1. CLAIMS 1.- Use of tiotropium salts wherein X "indicates an anion with a single negative charge, preferably an anion selected from chloride, bromide, iodide, sulfate, phosphate, methanesulfonate, nitrate, maleate, acetate, citrate, fumarate, tartrate, oxalate, succinate, benzoate and p-toluenesulfonate, optionally in the form of the hydrates and / or solvates thereof, for the preparation of a medicament for the treatment of moderate persistent asthma
2. 2. Use according to claim 1, for the treatment of patients who 3. They have asthma in stage 3 of severity of GINA
3. 3. Use according to claim 1 or 2, for the preparation of a medicament for the treatment of moderate persistent asthma in patients who show daily symptoms despite treatment with corticosteroids
4. 4. Use according to claim 1 or 2, for the preparation of a medicament for the treatment of moderate persistent asthma in patients with persistent symptoms. In spite of treatment with inhaled beta-2-agonists in patients carrying the Arg / Arg genotype in codon 16 of the ADRB2 gene (chromosome 5).

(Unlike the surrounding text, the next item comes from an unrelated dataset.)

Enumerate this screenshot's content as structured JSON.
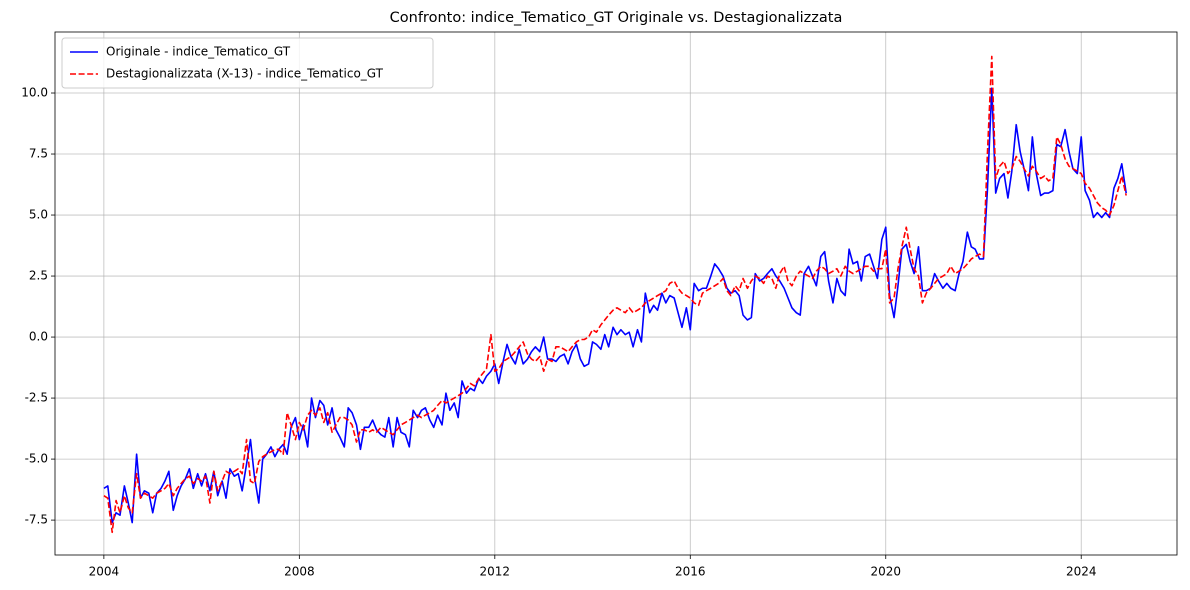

5. 5. Use according to claim 1 or 2, for the preparation of a medicament for the treatment of moderate persistent asthma in patients carrying the Arg / Arg genotype in codon 16 of the ADRB2 gene (chromosome 5) who present daily symptoms despite of combined treatment with corticosteroids and long-acting inhaled beta-2-agonists.

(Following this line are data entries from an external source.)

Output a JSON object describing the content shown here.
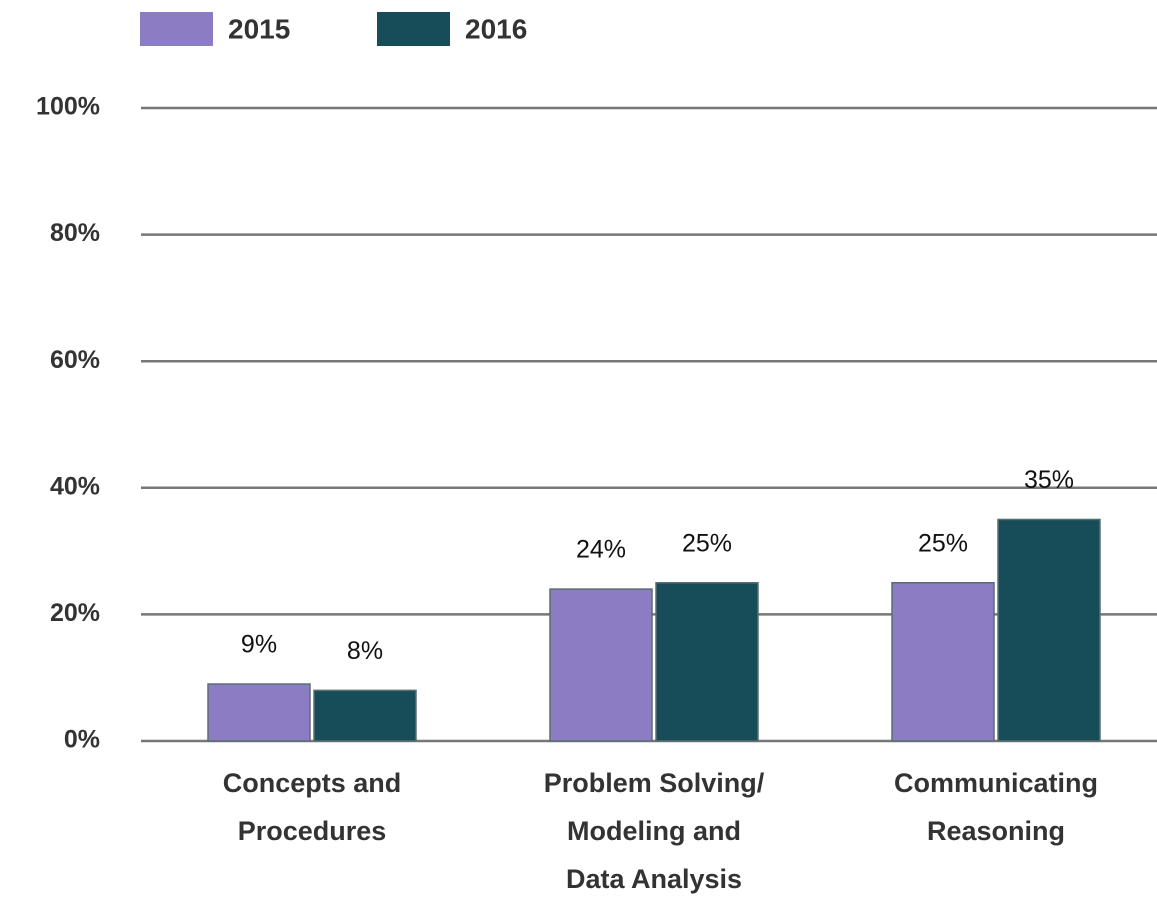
{
  "chart_data": {
    "type": "bar",
    "categories": [
      [
        "Concepts and",
        "Procedures"
      ],
      [
        "Problem Solving/",
        "Modeling and",
        "Data Analysis"
      ],
      [
        "Communicating",
        "Reasoning"
      ]
    ],
    "series": [
      {
        "name": "2015",
        "color": "#8c7cc3",
        "values": [
          9,
          24,
          25
        ],
        "value_labels": [
          "9%",
          "24%",
          "25%"
        ]
      },
      {
        "name": "2016",
        "color": "#164d59",
        "values": [
          8,
          25,
          35
        ],
        "value_labels": [
          "8%",
          "25%",
          "35%"
        ]
      }
    ],
    "ylim": [
      0,
      100
    ],
    "yticks": [
      {
        "value": 0,
        "label": "0%"
      },
      {
        "value": 20,
        "label": "20%"
      },
      {
        "value": 40,
        "label": "40%"
      },
      {
        "value": 60,
        "label": "60%"
      },
      {
        "value": 80,
        "label": "80%"
      },
      {
        "value": 100,
        "label": "100%"
      }
    ],
    "grid": true,
    "legend": "top"
  }
}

6. 6. Use according to one of claims 1 to 5, for the preparation of a medicament for the treatment of moderate persistent asthma, in which the patients are children.
7. 7. Use according to one of claims 1 to 6, for the preparation of a medicament for the maintenance treatment of moderate persistent asthma and the prevention of broncho-obstructive symptoms in patients who are not adequately controlled by the treatment of maintenance control with inhaled corticosteroids and long-acting beta-2-agonists.
8. 8. Use according to one of claims 1 to 6, for the preparation of a medicament for the maintenance treatment of asthma in stage 3 of severity of GINA and the prevention of broncho-obstructive symptoms in patients who are not adequately controlled by the maintenance control treatment with inhaled corticosteroids and long-acting beta-2-agonists.
9. 9. Use according to one of claims 1 to 6, for the preparation of a medicament for third line maintenance control therapy for the treatment of moderate persistent asthma.
10. 10. Use according to one of claims 1 to 9, wherein for each individual dose, preferably 1 to 20 μg of tiotropium Y is administered.